Bulgaristan ile Macaristan sığınmacı almama konusunda aynı görüşte. Orban siyaseti adıyla ünlenen  “milli çıkarlar” ilkesi Bulgar siyasetçilerde  neden yüzde yüz destek buluyor? Bu problemler aktüel oldu. Tutumumuz her konuda örtüşmese de, göçmen, sığınmacı ve kaçak siyaseti AB’yi parçaladı. Sığınmacılar siyasetini güvenlik siyasetine bağladı. Önce Lizbon’da, ardından da Salzburg’da bu konuda anlaşmaya varılamadı. Farklılıklar çok derin.

Sorunun özünde olan nedir: 1990’dan sonra Doğu Avrupa Batı’ya aktı. Almanya’nın iş gücü ihtiyacı karşılanmıştı. Lehler, Çekler, Macarlar geri dönünce, Batı’da yeniden iş gücü açlığı belirince, Merkel “gelin!” dedi kişileri karşılayamadı ve şimdi üye ülkeler arasında dağıtmak istiyor. Avrupa değişti.

Almanya (Merkel) Doğu Avrupa ülkelerini AB’ye topladı. Fakat bugün durum değişti ve “ama şu sığınmacıların bir kısmını alın, sizde kalsınlar” dediğinde, destek bulamıyor. “Gerçek dost, zor zamanda belli olur” atasözü sanki saygı görmüyor.

Bu durumda Türkiye’nin rolü olağanüstü arttı. “Eski dost, düşman olmaz!” atasözü gündeme geldi. Şimdi Merkel hükümetinin ayakta kalmasında Türkiye’nin yeni rolü belirdi. Almanya kamuoyu Sayın Başkan Erdoğan’ı ilgiyle bekliyor ve Birleşmiş Milletler kürsüsünden yapacağı konuşmayı dört gözle bakıyor. Muhafazakâr-milliyetçi Avrupa Türkiye’de bir “dost” görüyor.

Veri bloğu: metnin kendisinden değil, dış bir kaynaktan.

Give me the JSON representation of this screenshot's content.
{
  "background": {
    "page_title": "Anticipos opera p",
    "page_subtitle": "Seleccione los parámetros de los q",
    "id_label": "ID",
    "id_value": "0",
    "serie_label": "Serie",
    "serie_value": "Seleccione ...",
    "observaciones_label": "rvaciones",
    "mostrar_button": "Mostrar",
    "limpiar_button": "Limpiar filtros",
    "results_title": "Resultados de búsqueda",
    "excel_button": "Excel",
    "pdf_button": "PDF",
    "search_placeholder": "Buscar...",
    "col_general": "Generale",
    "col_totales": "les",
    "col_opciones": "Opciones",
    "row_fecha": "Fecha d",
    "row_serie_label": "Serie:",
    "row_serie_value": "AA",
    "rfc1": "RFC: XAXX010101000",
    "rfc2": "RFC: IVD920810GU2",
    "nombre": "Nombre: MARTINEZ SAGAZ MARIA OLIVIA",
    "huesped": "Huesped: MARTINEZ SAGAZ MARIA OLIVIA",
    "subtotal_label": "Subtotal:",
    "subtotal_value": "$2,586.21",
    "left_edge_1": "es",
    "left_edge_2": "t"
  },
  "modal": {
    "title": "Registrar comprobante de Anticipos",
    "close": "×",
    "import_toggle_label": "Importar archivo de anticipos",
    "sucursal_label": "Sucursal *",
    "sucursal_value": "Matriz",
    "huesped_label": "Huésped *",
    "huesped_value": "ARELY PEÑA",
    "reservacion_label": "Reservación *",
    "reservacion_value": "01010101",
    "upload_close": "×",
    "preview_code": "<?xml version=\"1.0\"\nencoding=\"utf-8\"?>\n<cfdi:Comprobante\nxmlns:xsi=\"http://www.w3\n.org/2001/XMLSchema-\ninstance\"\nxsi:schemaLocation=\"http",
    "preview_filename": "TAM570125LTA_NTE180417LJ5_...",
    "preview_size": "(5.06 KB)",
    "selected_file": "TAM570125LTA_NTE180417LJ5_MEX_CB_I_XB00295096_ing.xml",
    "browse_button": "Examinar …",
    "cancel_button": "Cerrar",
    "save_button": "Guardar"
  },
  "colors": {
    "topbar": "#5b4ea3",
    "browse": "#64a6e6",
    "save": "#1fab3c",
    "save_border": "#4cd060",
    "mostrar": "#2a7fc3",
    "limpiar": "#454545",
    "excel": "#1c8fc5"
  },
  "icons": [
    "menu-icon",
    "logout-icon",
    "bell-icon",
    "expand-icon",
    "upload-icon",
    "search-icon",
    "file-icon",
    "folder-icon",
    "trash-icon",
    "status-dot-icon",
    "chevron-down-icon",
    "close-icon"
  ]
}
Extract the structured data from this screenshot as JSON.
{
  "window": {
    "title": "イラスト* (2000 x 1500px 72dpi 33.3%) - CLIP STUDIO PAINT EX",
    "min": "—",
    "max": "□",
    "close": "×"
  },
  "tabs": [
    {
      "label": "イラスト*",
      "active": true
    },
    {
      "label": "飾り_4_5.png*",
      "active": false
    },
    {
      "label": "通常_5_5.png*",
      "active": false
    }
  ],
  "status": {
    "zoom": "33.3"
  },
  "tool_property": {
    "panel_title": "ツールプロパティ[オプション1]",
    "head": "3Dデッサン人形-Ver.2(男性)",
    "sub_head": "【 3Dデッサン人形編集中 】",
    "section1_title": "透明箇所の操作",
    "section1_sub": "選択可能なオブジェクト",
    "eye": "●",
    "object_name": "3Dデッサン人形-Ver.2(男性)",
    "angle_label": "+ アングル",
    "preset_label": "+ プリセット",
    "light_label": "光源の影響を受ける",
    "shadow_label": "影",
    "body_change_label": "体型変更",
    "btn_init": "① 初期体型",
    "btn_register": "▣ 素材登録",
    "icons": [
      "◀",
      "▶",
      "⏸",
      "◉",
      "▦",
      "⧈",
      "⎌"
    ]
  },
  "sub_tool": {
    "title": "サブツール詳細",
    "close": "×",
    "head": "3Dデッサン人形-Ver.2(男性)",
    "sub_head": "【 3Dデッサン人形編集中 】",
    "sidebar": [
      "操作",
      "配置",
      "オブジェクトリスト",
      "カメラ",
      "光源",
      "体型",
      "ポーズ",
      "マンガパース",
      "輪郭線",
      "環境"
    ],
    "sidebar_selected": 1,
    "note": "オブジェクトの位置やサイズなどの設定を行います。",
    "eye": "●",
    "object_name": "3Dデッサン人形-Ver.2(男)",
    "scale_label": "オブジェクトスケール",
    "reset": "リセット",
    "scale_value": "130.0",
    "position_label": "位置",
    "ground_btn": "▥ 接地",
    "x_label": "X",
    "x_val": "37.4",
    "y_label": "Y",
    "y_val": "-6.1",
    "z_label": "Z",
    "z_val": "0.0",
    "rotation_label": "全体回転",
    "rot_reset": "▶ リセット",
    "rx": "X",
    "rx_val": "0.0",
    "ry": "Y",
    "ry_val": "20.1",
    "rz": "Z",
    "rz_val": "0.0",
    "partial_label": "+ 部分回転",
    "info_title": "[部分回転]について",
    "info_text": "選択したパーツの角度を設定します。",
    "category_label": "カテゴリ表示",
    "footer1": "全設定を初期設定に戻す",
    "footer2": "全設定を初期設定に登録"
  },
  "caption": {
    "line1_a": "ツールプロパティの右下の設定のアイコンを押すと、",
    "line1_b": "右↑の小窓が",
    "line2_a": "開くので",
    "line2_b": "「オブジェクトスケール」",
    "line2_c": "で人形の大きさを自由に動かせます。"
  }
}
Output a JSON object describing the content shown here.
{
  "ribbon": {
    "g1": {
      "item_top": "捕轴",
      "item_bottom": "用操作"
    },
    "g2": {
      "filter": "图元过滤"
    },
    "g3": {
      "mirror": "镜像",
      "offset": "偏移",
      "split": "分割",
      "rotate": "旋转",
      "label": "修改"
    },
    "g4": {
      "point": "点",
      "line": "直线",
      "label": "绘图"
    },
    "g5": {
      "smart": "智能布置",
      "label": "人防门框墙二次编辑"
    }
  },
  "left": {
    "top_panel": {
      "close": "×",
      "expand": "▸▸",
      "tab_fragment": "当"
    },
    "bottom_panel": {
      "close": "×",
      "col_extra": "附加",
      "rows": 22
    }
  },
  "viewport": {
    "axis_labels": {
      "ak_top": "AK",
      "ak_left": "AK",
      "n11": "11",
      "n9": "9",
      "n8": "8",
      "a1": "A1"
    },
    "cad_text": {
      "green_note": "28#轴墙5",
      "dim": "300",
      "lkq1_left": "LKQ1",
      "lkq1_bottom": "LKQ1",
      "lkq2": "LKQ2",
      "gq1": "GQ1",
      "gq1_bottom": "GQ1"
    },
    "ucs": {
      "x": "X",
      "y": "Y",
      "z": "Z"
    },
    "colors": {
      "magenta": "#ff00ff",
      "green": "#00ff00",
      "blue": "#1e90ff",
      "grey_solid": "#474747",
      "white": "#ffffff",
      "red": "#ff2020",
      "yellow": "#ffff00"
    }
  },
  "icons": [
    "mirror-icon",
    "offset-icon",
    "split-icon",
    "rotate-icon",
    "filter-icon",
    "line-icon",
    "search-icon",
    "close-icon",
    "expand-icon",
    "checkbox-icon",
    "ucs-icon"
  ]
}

Öte yandan Bulgaristan AB’nin dış sınır ülkesi, Macaristan ise Orta Avrupa’da, Yunanistan ve Bulgaristan’dan girmeyen sığınmacılar Budapeşte’ye nasıl girsinler! Bu bakıma, Orban’ın sınıra kat kat tel germesi anlamsız. Burada desteklenecek bir ülke varsa o da 4 milyon sığınmacı ve savaş kaçağına ev sahipliği yapan Türkiye’dir.  Terörizmle en ön safta mücadele veren Başkan Sayın R.T. Erdoğan’ın izlediği siyasettir. Anti-terör siyaseti konusunda onun şimdi Birleşmiş Milletler (BMT) kürsüsüne taşıdığı yeni uluslararası siyaset çizgisidir.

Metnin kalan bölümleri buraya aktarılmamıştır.